Abridged from Jon Hotten's excellent article is Wisden Cricket Monthly, 2016. Jon is a great Friend of Broadhalfpenny Down.
They called Alfred Mynn ‘The Lion of Kent’ and he was the king of single wicket. Like other great all-rounders that would follow, he seemed bigger than the game, bigger than life. He was the Botham of the era, the Flintoff of his day, and he was loved just as unconditionally. And if Mynn was Flintoff, then his opponent and friend Nicholas Felix was a different kind of cricketer, like Gower perhaps, a will o’ the wisp left-hander that another of Kent’s ‘famous five’, Fuller Pilch, rated as the most attractive batsman in the land.
Felix was a renaissance man. He wrote one of the first works about technique and psychology, Felix On The Bat, invented a bowling machine called the Catapulta and made the first pairs of batting gloves by sticking India rubber to the fingers. His watercolours of cricketers and wildlife were widely admired, and Fuller Pilch was often amused by Felix’s ability to coax a tune out of almost any musical instrument.
Mynn had been undefeated at single wicket for more than eight years, since beating James Dearman for £100 and becoming Champion of England. His skills matched perfectly with this odd, small-sided game that began as a way of being able to match two cricketers, or smaller groups of players, against one another in a fair contest.
The rules varied, but some general principles held. To register a run, the batsman had to get to the bowler’s end and back again. The areas of the field in which he could score was restricted by a ‘bounds’, usually a line that extended outwards from the popping crease at the batsman’s end. Any hit landing in the bounds – essentially going behind square – could not be scored from. If the combatants were granted fielders, it would be an equal number, often not more than two or three.
Mynn versus Felix became the format’s final and defining contest. Mynn held all of the advantages. His size and power made him a fearsome hitter, and he was one of the most devastating fast bowlers in the land. By contrast, Felix bowled underarm dollies. When they duelled at Lord’s, the way that Felix resisted Mynn’s bowling on the notoriously rough wicket enthralled the crowd. Of the 248 deliveries he received in his second innings, he struck 175, many of them into the bounds. When he was at last bowled out, the demand for a rematch was such that it was set immediately, and took place over two days on common ground by the White Hart pub in Bromley. Mynn won once more.
The expansion of the railways ended the first bright burst of single wicket* yet I had often wondered what it would be like to play?
Broadhalfpenny Down, the tiny gem of a ground set deep in Hampshire next to the Bat and Ball pub once run by Richard Nyren, glows with cricket history. It stages 50 matches per year, mostly for charity, under the friendly stewardship of the Broadhalfpenny Brigands Cricket Club.
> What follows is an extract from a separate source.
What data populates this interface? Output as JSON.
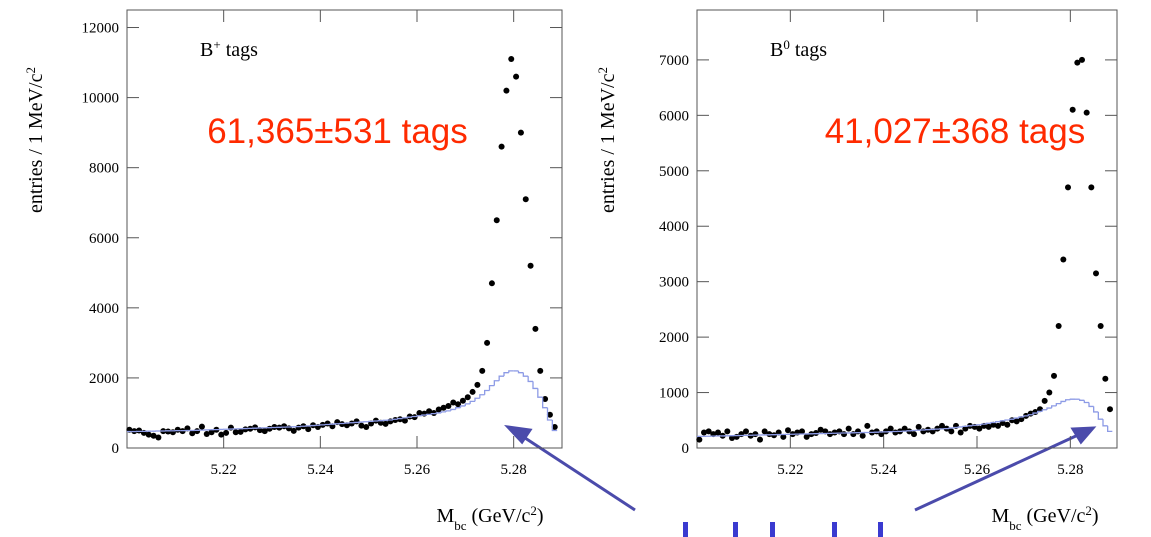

When the chance to play on the Down came up, the idea of recreating one of the original forms of the game was irresistible. Ten entrants were drawn into two groups of five. A bounds was set at a slight angle from the popping crease, allowing for a genuine square-cut or sweep, but not an edge or glance. One group of five fielded while the other played round-robin matches of one eight-ball over per innings. Dismissal resulted in the deduction of four runs from the batsman’s total. Two semi-finals and then a final, played out in perfect summer weather just as the sun dipped below the ridge and cast long shadows, produced a fitting champion named Peter Frankopan, like Nicholas Felix a renaissance man – hotelier, writer and academic who claims to have once opened the bowling for Croatia.
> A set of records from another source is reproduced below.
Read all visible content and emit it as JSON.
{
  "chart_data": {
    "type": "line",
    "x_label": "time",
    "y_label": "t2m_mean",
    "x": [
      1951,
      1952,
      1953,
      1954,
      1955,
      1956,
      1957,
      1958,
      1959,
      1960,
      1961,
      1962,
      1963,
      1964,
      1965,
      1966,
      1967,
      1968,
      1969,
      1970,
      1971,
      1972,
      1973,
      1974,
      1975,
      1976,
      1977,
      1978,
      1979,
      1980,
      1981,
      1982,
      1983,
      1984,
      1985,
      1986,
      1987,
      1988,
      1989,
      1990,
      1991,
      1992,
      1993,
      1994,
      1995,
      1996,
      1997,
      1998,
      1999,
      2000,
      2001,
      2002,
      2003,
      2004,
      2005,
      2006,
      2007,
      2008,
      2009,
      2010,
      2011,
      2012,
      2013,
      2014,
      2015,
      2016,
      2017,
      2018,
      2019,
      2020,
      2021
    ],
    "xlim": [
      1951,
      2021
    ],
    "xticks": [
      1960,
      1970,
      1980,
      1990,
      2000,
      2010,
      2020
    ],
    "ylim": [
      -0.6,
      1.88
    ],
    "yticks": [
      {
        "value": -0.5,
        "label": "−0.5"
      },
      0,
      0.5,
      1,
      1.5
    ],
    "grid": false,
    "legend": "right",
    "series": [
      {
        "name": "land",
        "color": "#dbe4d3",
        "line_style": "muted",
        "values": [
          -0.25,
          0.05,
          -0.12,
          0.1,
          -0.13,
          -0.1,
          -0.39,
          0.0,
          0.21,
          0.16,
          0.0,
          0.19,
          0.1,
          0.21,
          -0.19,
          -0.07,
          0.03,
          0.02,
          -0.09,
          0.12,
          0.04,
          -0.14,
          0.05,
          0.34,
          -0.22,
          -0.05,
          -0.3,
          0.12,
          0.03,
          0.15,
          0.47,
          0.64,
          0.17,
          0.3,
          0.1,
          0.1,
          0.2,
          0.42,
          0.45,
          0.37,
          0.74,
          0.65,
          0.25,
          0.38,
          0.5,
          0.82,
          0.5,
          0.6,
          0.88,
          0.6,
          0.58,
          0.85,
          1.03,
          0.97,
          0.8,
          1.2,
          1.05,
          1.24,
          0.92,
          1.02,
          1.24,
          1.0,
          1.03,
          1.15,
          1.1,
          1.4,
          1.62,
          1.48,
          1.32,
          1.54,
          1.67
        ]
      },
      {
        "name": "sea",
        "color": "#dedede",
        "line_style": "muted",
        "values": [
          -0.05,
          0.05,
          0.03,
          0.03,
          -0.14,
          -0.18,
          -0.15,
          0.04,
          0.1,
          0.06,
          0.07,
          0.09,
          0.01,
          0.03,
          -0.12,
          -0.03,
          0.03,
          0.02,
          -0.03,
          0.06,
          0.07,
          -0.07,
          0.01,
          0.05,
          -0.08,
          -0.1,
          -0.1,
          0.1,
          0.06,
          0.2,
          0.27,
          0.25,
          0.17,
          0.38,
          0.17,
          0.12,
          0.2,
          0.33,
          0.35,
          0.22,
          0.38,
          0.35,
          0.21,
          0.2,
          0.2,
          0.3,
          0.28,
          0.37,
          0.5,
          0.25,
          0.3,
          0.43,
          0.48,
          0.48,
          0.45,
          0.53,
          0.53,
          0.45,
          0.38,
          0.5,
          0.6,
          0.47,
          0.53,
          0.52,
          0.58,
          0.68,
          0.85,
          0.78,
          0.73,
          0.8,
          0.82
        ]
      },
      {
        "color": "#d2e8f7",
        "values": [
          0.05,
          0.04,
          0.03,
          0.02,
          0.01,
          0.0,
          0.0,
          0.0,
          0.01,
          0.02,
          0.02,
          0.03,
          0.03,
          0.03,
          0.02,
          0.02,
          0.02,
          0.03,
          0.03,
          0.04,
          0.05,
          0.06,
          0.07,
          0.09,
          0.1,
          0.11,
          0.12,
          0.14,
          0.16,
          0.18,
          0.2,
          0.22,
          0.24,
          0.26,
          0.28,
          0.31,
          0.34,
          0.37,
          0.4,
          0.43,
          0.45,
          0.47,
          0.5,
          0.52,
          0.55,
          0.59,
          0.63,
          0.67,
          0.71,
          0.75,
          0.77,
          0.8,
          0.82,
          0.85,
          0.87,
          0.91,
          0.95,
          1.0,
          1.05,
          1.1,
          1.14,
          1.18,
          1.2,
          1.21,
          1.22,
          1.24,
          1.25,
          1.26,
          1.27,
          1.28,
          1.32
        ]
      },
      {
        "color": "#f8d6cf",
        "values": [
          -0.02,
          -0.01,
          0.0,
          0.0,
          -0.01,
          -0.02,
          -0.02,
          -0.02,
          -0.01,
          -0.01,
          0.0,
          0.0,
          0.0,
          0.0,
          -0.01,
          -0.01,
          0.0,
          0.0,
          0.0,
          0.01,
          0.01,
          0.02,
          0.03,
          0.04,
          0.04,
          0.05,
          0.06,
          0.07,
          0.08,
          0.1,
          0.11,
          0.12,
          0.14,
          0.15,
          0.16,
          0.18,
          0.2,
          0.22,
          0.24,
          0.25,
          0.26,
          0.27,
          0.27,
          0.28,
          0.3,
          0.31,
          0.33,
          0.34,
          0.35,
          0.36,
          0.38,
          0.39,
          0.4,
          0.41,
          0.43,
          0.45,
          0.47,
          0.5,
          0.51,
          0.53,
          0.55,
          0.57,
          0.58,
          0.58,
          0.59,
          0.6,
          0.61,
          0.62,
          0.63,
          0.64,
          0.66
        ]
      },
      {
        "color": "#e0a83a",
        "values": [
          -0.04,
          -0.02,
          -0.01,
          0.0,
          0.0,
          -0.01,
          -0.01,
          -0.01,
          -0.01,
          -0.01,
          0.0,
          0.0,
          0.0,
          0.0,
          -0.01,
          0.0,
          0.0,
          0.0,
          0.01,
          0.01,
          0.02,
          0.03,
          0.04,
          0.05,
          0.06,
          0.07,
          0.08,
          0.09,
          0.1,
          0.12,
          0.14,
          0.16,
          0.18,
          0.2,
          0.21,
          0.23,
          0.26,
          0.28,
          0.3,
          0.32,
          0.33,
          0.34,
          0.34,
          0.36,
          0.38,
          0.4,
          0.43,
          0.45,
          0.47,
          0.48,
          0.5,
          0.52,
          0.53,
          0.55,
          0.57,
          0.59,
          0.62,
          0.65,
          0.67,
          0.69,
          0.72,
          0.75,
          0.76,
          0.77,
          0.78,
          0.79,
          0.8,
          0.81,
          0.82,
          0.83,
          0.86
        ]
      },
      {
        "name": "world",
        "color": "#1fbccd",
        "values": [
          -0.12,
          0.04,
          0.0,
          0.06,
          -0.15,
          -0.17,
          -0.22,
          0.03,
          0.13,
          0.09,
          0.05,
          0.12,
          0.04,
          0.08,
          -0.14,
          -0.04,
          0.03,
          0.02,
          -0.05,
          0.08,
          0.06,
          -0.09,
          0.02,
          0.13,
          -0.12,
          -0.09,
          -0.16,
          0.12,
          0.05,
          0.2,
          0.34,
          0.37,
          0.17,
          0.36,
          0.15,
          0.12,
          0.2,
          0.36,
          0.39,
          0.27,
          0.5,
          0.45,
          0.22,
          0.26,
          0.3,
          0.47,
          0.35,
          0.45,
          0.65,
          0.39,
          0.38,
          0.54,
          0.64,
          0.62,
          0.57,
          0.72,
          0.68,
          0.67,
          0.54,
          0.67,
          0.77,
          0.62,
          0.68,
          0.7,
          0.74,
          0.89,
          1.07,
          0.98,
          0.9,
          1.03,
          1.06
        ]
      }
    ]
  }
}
It was a long, hard, fun day’s cricket, the right kind. The only runs were singles or boundaries, and every wicket caused the game to swing violently in favour of the bowler. For an afternoon, single wicket had us in its thrall, just as it would have done two centuries ago.
Three great exponents of Single Wicket Cricket; Nicholas Felix, Alfred Mynn & Richard Nyren
*Richard Nyren won many a single wicket tournament in the Eighteenth Century at Broadhalfpenny Down. The last great single wicket cricket match was played in1846 at Lord’s, although a demonstration event took place in 1969 also at Lord's where Keith Boyce knocked out Broadhalfpenny Down Patron Garfield Sobers in the first round; Boyce was then rendered unconscious after being hit by a throw in the final but recovered to score a 46-ball 84 to win the tournament.